Am morgigen Samstag findet zur Verabschiedung des Wahlprogramms ein extra dafür einberufener Parteitag der Augsburger SPD statt. Im Entwurf, der der DAZ vorliegt, steht unter Kultur (Seite 18 ff) zum “Leuchtturmprojekt Staatstheater” folgendes: “Die schon jetzt immensen Kostensteigerungen bereiten uns Sorgen. Daher sind alle bestehenden Planungen auf den Prüfstand zu stellen, mit dem Ziel, ein qualitätvolles, den Ansprüchen einer vielfältigen Großstadt zu genügen und für die Stadtgesellschaft finanziell leistbares Staatstheater zu erhalten.”
Das ist eine Aussage, die die bisherige Planung in Frage stellt und den Sanierungsgrundsatzbeschluss des Stadtrats unter der Voraussetzung eines Kostendeckels von 187 Millionen verfestigt. Die SPD schreckt auch nicht davor zurück, in ihrem Wahlprogramm inhaltliche und personelle Vorstellungen zum Theater zu formulieren, die die laufenden Betriebskosten deutlich nach oben schrauben würden: “Das Augsburger Staatstheater eröffnet neue Perspektiven für die Stadt: dazu gehören internationale Gastspiele, ein größeres Orchester, Kompositionsaufträge an namhafte Komponisten und junge Talente. Wir fordern, dass die Theaterpädagogik deutlich ausgebaut wird. Das Repertoire des Staatstheaters soll sich für breitere Publikumsschichten öffnen und verstärkt Kooperationen enthalten.”
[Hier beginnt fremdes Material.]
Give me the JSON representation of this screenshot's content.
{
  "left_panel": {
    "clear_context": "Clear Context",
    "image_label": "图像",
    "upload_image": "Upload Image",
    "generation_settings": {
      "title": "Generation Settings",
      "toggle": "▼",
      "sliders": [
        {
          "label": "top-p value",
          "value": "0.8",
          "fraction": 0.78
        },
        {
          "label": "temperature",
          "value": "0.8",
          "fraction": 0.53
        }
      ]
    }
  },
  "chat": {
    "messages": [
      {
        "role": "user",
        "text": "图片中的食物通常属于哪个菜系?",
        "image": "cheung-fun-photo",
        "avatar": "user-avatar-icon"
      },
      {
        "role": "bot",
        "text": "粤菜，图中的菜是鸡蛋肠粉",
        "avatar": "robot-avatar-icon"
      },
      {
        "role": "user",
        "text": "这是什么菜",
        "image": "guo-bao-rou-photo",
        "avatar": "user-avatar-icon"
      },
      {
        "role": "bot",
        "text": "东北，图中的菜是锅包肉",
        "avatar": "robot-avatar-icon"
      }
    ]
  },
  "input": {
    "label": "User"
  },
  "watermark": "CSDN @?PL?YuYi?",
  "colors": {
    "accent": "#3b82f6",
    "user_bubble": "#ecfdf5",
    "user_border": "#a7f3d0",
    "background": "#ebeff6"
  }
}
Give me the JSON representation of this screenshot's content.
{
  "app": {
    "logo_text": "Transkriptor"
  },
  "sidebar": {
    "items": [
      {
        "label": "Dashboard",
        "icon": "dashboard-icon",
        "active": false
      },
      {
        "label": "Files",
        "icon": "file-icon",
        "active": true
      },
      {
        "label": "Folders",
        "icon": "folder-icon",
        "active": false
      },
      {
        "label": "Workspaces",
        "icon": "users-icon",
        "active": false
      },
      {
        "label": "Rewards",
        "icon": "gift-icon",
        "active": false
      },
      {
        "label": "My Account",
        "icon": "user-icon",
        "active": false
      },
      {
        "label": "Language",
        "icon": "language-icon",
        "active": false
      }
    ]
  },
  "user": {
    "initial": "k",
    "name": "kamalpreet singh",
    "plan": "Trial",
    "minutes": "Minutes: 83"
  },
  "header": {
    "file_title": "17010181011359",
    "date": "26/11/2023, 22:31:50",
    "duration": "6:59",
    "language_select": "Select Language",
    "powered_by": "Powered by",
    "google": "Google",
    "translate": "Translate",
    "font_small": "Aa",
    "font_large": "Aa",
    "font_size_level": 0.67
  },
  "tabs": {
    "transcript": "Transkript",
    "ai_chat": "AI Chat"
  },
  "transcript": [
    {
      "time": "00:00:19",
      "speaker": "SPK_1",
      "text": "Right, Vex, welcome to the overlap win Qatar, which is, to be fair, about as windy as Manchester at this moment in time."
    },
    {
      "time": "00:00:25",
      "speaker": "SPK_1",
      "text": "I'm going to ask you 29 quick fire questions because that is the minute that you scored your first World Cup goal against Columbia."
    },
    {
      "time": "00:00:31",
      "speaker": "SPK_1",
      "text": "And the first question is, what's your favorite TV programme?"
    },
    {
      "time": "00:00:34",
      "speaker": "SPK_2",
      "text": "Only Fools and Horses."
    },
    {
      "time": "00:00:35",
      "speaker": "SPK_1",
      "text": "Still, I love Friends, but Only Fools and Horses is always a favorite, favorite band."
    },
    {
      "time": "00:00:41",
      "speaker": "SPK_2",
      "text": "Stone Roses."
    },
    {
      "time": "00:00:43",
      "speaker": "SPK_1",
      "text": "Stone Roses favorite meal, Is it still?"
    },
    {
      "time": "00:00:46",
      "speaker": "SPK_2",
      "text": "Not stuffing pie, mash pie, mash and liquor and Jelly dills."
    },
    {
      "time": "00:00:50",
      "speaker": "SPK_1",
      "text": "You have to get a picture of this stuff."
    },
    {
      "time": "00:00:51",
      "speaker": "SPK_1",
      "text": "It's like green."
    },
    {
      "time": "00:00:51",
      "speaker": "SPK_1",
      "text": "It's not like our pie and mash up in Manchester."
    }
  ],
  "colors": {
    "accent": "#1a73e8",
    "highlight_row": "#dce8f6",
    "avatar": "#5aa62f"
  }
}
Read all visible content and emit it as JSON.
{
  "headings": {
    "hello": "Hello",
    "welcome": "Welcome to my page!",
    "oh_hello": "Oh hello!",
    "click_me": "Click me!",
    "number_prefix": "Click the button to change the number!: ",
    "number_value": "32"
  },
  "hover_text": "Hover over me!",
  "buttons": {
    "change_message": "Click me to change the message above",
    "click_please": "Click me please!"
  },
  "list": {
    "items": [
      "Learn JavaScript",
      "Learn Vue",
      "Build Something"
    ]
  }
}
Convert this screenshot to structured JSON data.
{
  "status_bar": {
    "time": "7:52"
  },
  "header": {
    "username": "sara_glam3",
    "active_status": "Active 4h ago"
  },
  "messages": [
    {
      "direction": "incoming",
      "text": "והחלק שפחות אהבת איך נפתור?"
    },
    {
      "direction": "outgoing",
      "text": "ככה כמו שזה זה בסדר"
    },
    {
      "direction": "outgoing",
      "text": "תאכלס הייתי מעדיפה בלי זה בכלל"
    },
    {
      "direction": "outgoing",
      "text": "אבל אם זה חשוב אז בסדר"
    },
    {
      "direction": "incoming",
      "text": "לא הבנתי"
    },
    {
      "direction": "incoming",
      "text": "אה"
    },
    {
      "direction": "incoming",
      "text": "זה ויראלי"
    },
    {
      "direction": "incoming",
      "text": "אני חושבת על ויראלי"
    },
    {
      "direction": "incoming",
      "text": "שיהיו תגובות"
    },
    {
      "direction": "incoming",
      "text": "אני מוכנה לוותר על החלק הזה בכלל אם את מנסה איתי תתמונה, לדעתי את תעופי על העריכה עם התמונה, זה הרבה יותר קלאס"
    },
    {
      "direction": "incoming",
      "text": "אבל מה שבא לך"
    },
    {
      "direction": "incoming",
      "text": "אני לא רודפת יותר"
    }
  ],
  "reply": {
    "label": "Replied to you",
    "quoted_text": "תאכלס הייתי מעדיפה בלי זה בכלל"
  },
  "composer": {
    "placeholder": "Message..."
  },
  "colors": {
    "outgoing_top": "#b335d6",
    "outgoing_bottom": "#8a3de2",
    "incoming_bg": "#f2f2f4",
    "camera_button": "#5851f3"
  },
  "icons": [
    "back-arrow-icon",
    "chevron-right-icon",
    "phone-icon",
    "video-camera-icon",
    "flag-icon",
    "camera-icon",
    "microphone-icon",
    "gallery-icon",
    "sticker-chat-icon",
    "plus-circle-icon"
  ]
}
Einen großen Raum nimmt bei den Genossen auch das Brechtfestival ein, das fortentwickelt werden soll. Sie setzen sich dafür ein, den Augsburger Bert-Brecht-Kreis mit einem Vertreter/einer Vertreterin in die Jury für sein Engagement zu würdigen. Eine Forderung, die die jahrelangen Querelen zwischen den Bündnispartnern (CSU/SPD/Grüne) bezüglich dieser Jurybesetzung dokumentiert. Inhaltlich werden die zurückliegenden Brechtfestivals mit folgender Forderung kritisiert: “Eine Festivalzentrale ist erforderlich.”
Bahnpark und Freilichtbühne sind bisher im SPD-Wahlprogramm unberücksichtigt.